Senin, 30 Desember 2013

kejutan istimewa, Sindoro



Sindoro


Sindoro adalah sebuah kejutan yang menakjubkan di akhir September tahun ini. Dalam waktu seminggu saja sebelum hari H, aku memutuskan untuk ikut Adhi cs mendaki. Setelah menjalani hari-hari kurang menyenangkan di Agustus dan awal September, Sindoro terdengar sebagai rencana yang hebat. Oke Sindoro, aku datang. Rencana cuti segera diatur. Satu hari di hari Sabtu kurasa cukup.

Hari Jumat siang aku pun berangkat ke Wonosobo dengan menggunakan travel. Rumah Adhi ditetapkan sebagai tempat berkumpul anggota tim. Tim kali ini terdiri dari 5 orang, yakni aku, Adhi, Mbak Lia, Mas Kame, dan Umam. Dan tak satupun dari mereka yang kukenal selain Adhi. Bertemu dengan orang-orang baru pasti bakal seru. Memasuki waktu maghrib sampailah aku di Wonosobo. Adhi sudah duduk menunggu di depan SPBU yang cukup dekat dengan rumahnya. Kami langsung menuju rumah Adhi. Mbak Lia dan Mas Kame belum datang. Mereka baru akan berangkat dari Semarang jam 7 malam. Estimasi perjalanan 3 jam. Sedangkan Umam, kami akan bertemu esok hari sebelum berangkat ke basecamp Sindoro.

Malam itu Wonosobo cukup dingin. Gerimis turun sesekali. Nikmat sekali mengobrol di dalam rumah dengan ditemani secangkir teh hangat dan jajanan khas Wonosobo, tempe kemul. Sekitar pukul 10 malam kabar yang  ditunggu pun tiba. Mbak Lia dan Mas Kame hampir sampai. Dan Adhi bertugas menjemput. Mbak Lia yang pertama dijemput, menyusul kemudian Mas Kame. Pasangan suami-istri yang belum lama menikah ini tampak ramah. Setelah mengobrol beberapa waktu, kami pun memutuskan untuk istirahat. Bersiap untuk perjalanan esok hari. 

Sabtu, 21 September 2013

Mengisi pagi dengan packing. Rasanya sudah tidak sabar untuk segera berangkat. Namun pagi itu kami mendapat kabar kurang menyenangkan. Umam tak jadi ikut. Ah, sayang sekali. Semoga bisa berkenalan dan mungkin mendaki bersama di lain kesempatan. Dan setelah selesai packing, kami pun bersiap berangkat. 
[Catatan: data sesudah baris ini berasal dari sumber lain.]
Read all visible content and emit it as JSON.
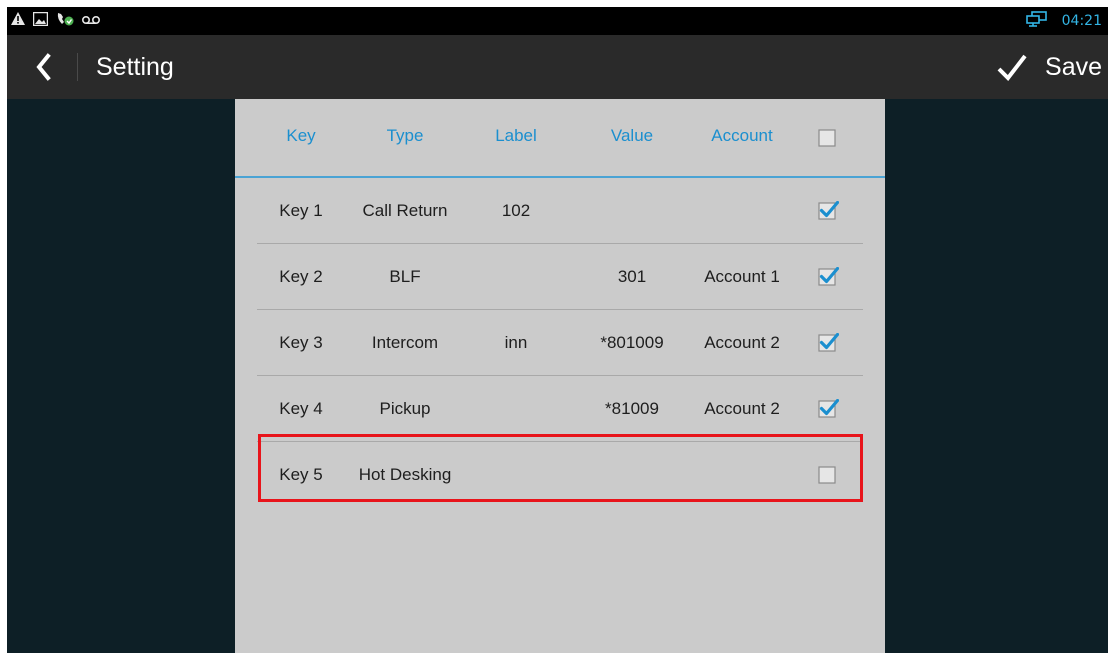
{
  "statusbar": {
    "icons": [
      "warning-icon",
      "image-icon",
      "call-forward-icon",
      "voicemail-icon"
    ],
    "network_icon": "network-icon",
    "time": "04:21"
  },
  "actionbar": {
    "back_icon": "chevron-left-icon",
    "title": "Setting",
    "save_icon": "checkmark-icon",
    "save_label": "Save"
  },
  "table": {
    "columns": [
      "Key",
      "Type",
      "Label",
      "Value",
      "Account"
    ],
    "select_all_checked": false,
    "rows": [
      {
        "key": "Key 1",
        "type": "Call Return",
        "label": "102",
        "value": "",
        "account": "",
        "checked": true
      },
      {
        "key": "Key 2",
        "type": "BLF",
        "label": "",
        "value": "301",
        "account": "Account 1",
        "checked": true
      },
      {
        "key": "Key 3",
        "type": "Intercom",
        "label": "inn",
        "value": "*801009",
        "account": "Account 2",
        "checked": true
      },
      {
        "key": "Key 4",
        "type": "Pickup",
        "label": "",
        "value": "*81009",
        "account": "Account 2",
        "checked": true
      },
      {
        "key": "Key 5",
        "type": "Hot Desking",
        "label": "",
        "value": "",
        "account": "",
        "checked": false
      }
    ]
  },
  "colors": {
    "accent": "#1b8fcf",
    "highlight": "#e8141b",
    "background": "#0d1f26",
    "panel": "#cbcbcb"
  }
}
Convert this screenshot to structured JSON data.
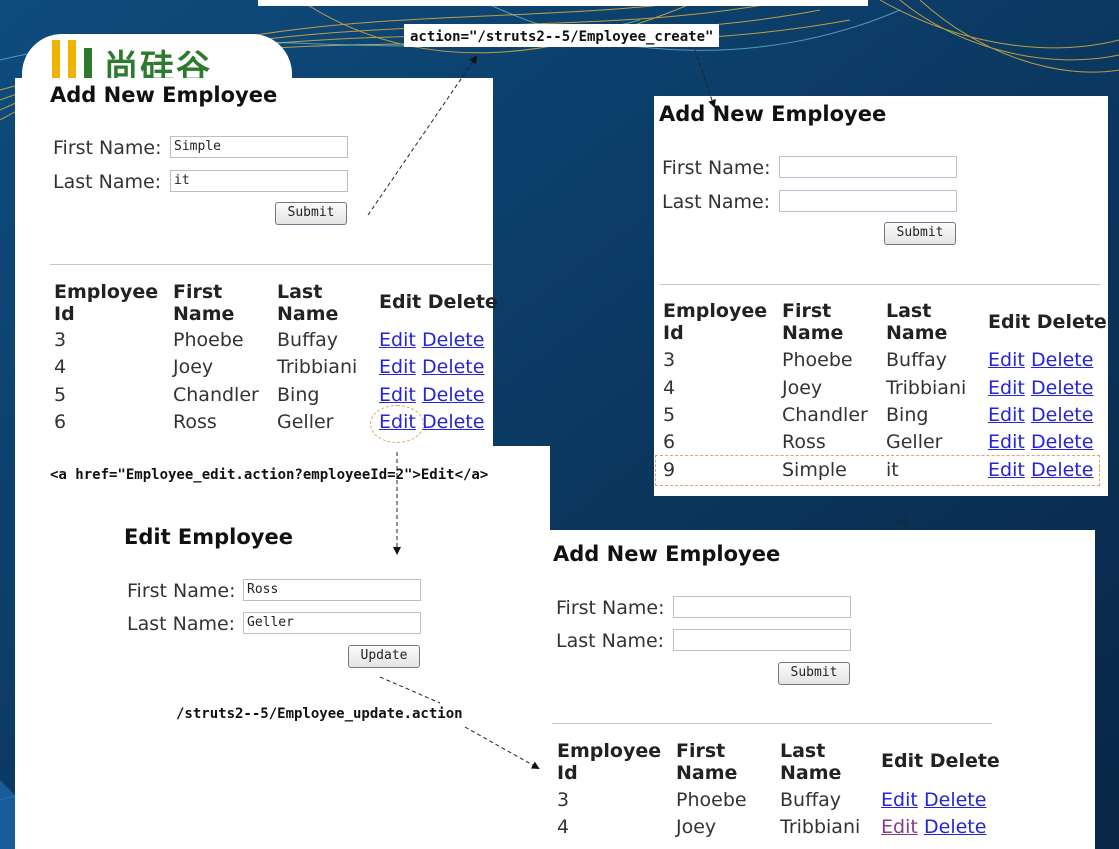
{
  "colors": {
    "background": "#0b2f5a",
    "link": "#2424d8",
    "visited_link": "#8a3a8a",
    "highlight": "#e7a060",
    "logo_green": "#2c7a2c",
    "logo_yellow": "#f0b400"
  },
  "logo": {
    "text": "尚硅谷"
  },
  "annotations": {
    "create_action": "action=\"/struts2--5/Employee_create\"",
    "edit_link": "<a href=\"Employee_edit.action?employeeId=2\">Edit</a>",
    "update_action": "/struts2--5/Employee_update.action"
  },
  "form_labels": {
    "first_name": "First Name:",
    "last_name": "Last Name:"
  },
  "table_headers": {
    "id": "Employee Id",
    "first": "First Name",
    "last": "Last Name",
    "actions": "Edit Delete"
  },
  "link_labels": {
    "edit": "Edit",
    "delete": "Delete"
  },
  "panel1": {
    "heading": "Add New Employee",
    "first_value": "Simple",
    "last_value": "it",
    "button": "Submit",
    "rows": [
      {
        "id": "3",
        "first": "Phoebe",
        "last": "Buffay"
      },
      {
        "id": "4",
        "first": "Joey",
        "last": "Tribbiani"
      },
      {
        "id": "5",
        "first": "Chandler",
        "last": "Bing"
      },
      {
        "id": "6",
        "first": "Ross",
        "last": "Geller"
      }
    ]
  },
  "panel2": {
    "heading": "Add New Employee",
    "first_value": "",
    "last_value": "",
    "button": "Submit",
    "rows": [
      {
        "id": "3",
        "first": "Phoebe",
        "last": "Buffay"
      },
      {
        "id": "4",
        "first": "Joey",
        "last": "Tribbiani"
      },
      {
        "id": "5",
        "first": "Chandler",
        "last": "Bing"
      },
      {
        "id": "6",
        "first": "Ross",
        "last": "Geller"
      },
      {
        "id": "9",
        "first": "Simple",
        "last": "it"
      }
    ]
  },
  "edit_panel": {
    "heading": "Edit Employee",
    "first_value": "Ross",
    "last_value": "Geller",
    "button": "Update"
  },
  "panel3": {
    "heading": "Add New Employee",
    "first_value": "",
    "last_value": "",
    "button": "Submit",
    "rows": [
      {
        "id": "3",
        "first": "Phoebe",
        "last": "Buffay"
      },
      {
        "id": "4",
        "first": "Joey",
        "last": "Tribbiani"
      }
    ]
  }
}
Menunggu angkot yang akan membawa kami, aku iseng-iseng bertanya pada Adhi bagaimana cara mengenali angkot yang diinginkan bila tak ada tulisan penanda tujuan yang tertempel pada angkot. Di Jogja, meskipun angkot tak banyak, tapi pada setiap angkot selalu ada tulisan yang menunjukkan kemana saja tujuan dari angkot tersebut. Berbeda dengan Jogja, ternyata di Wonosobo angkot dibedakan berdasar warna bemper depan dan belakang. Meskipun warna badan angkot rata-rata sama yakni kuning, namun warna bemper bisa beragam. Misalnya warna hitam berarti menuju arah Selokromo, warna coklat berarti menuju Angdong Sili dan sebagainya. Tak lama kemudian, angkot kuning pun datang. Naiklah kami. Berhenti di daerah yang aku lupa namanya  :p untuk kemudian berganti bus. Namun sebelum mencari bus yang akan membawa kami ke titik awal pendakian, kami menyempatkan untuk sarapan. Membeli nasi bungkus di warung yang berada di pojok perempatan dan makan ditempat. Setelah makan barulah kami mencari bus yang akan mengangkut kami.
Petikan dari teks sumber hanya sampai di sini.